I'm thinking of putting a pull box on a 12,000 lb MFWD tractor with R1 tires. There would be no front blade on this unit. Probally about 10-12' wide, with deep side plates to carry a big load of snow. Will I have problems with the box getting too full and stopping the tractor or spinning out?

Thanks


----------



## JD Dave (Mar 20, 2007)

You won't have a problem running just a rear blade. We run a 12-18 ft Snowing and a 10-18 Ebling on the back of a 12,000 lb JD and we can't take a full back blade in heavy wet snow but without a front blade you won't have any problems at all. Don't let it concern you at all.


----------



## IMAGE (Oct 21, 2007)

Ok Thanks Dave.
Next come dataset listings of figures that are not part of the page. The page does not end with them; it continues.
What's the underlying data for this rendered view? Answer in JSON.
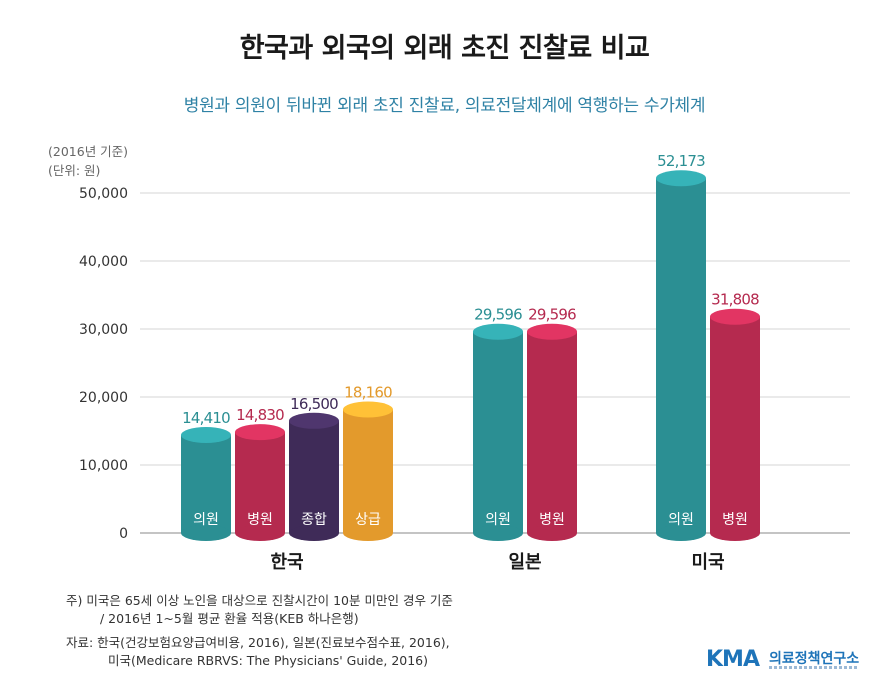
{
  "title": "한국과 외국의 외래 초진 진찰료 비교",
  "subtitle": "병원과 의원이 뒤바뀐 외래 초진 진찰료, 의료전달체계에 역행하는 수가체계",
  "base_year_note": "(2016년 기준)",
  "unit_note": "(단위: 원)",
  "footnotes": [
    "주) 미국은 65세 이상 노인을 대상으로 진찰시간이 10분 미만인 경우 기준",
    "/ 2016년 1~5월 평균 환율 적용(KEB 하나은행)",
    "자료: 한국(건강보험요양급여비용, 2016), 일본(진료보수점수표, 2016),",
    "미국(Medicare RBRVS: The Physicians' Guide, 2016)"
  ],
  "logo": {
    "mark": "KMA",
    "name": "의료정책연구소"
  },
  "colors": {
    "teal": "#2b8f93",
    "crimson": "#b52a4f",
    "purple": "#3f2b58",
    "orange": "#e39a2c",
    "grid": "#d5d5d5",
    "axis_text": "#333333"
  },
  "chart_data": {
    "type": "bar",
    "ylim": [
      0,
      55000
    ],
    "yticks": [
      0,
      10000,
      20000,
      30000,
      40000,
      50000
    ],
    "ytick_labels": [
      "0",
      "10,000",
      "20,000",
      "30,000",
      "40,000",
      "50,000"
    ],
    "grid": true,
    "groups": [
      {
        "country": "한국",
        "bars": [
          {
            "label": "의원",
            "value": 14410,
            "value_label": "14,410",
            "color": "teal"
          },
          {
            "label": "병원",
            "value": 14830,
            "value_label": "14,830",
            "color": "crimson"
          },
          {
            "label": "종합",
            "value": 16500,
            "value_label": "16,500",
            "color": "purple"
          },
          {
            "label": "상급",
            "value": 18160,
            "value_label": "18,160",
            "color": "orange"
          }
        ]
      },
      {
        "country": "일본",
        "bars": [
          {
            "label": "의원",
            "value": 29596,
            "value_label": "29,596",
            "color": "teal"
          },
          {
            "label": "병원",
            "value": 29596,
            "value_label": "29,596",
            "color": "crimson"
          }
        ]
      },
      {
        "country": "미국",
        "bars": [
          {
            "label": "의원",
            "value": 52173,
            "value_label": "52,173",
            "color": "teal"
          },
          {
            "label": "병원",
            "value": 31808,
            "value_label": "31,808",
            "color": "crimson"
          }
        ]
      }
    ]
  }
}
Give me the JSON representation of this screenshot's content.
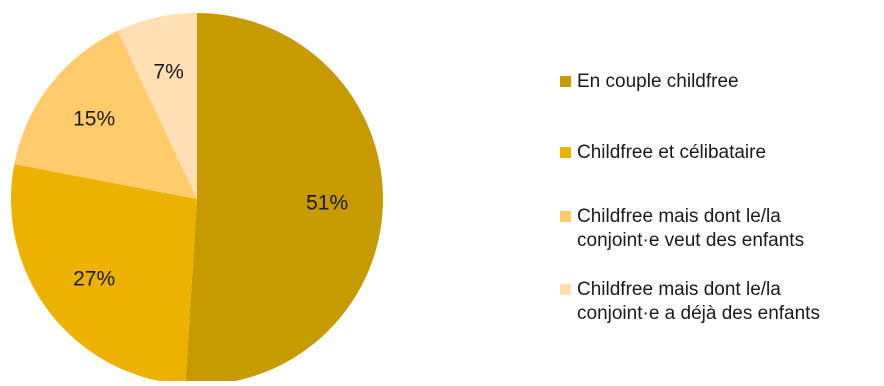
{
  "chart_data": {
    "type": "pie",
    "title": "",
    "slices": [
      {
        "label": "En couple childfree",
        "value": 51,
        "display": "51%",
        "color": "#C79A00"
      },
      {
        "label": "Childfree et célibataire",
        "value": 27,
        "display": "27%",
        "color": "#EDB100"
      },
      {
        "label": "Childfree mais dont le/la\nconjoint·e veut des enfants",
        "value": 15,
        "display": "15%",
        "color": "#FFCB6B"
      },
      {
        "label": "Childfree mais dont le/la\nconjoint·e a déjà des enfants",
        "value": 7,
        "display": "7%",
        "color": "#FFDFB3"
      }
    ],
    "legend_position": "right",
    "start_angle": "12 o'clock",
    "direction": "clockwise"
  }
}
I know you had answered me before on this too. It just makes me nervous, so odd to think on not having any front blade. Thanks again for the confirmation.


----------



## RLM (Jan 12, 2006)

Dave, 
Joining your green club, ordered a 5101,actually it is in already, the dealer still has to put on parts, then waiting for a SHoule blower for it


----------



## JD Dave (Mar 20, 2007)

RLM;1300122 said:


> Dave,
> Joining your green club, ordered a 5101,actually it is in already, the dealer still has to put on parts, then waiting for a SHoule blower for it


Congrats. Don't know much about thd 5000 Series but I'm sure it will keep you happy. Cet just bought one and he seems quite impressed.


----------



## viper881 (Jan 14, 2009)

JD Dave;1300092 said:


> You won't have a problem running just a rear blade. We run a 12-18 ft Snowing and a 10-18 Ebling on the back of a 12,000 lb JD and we can't take a full back blade in heavy wet snow but without a front blade you won't have any problems at all. Don't let it concern you at all.


10-18 Ebling! How many custom eblings you getting. Didnt you just have a 17.5?


----------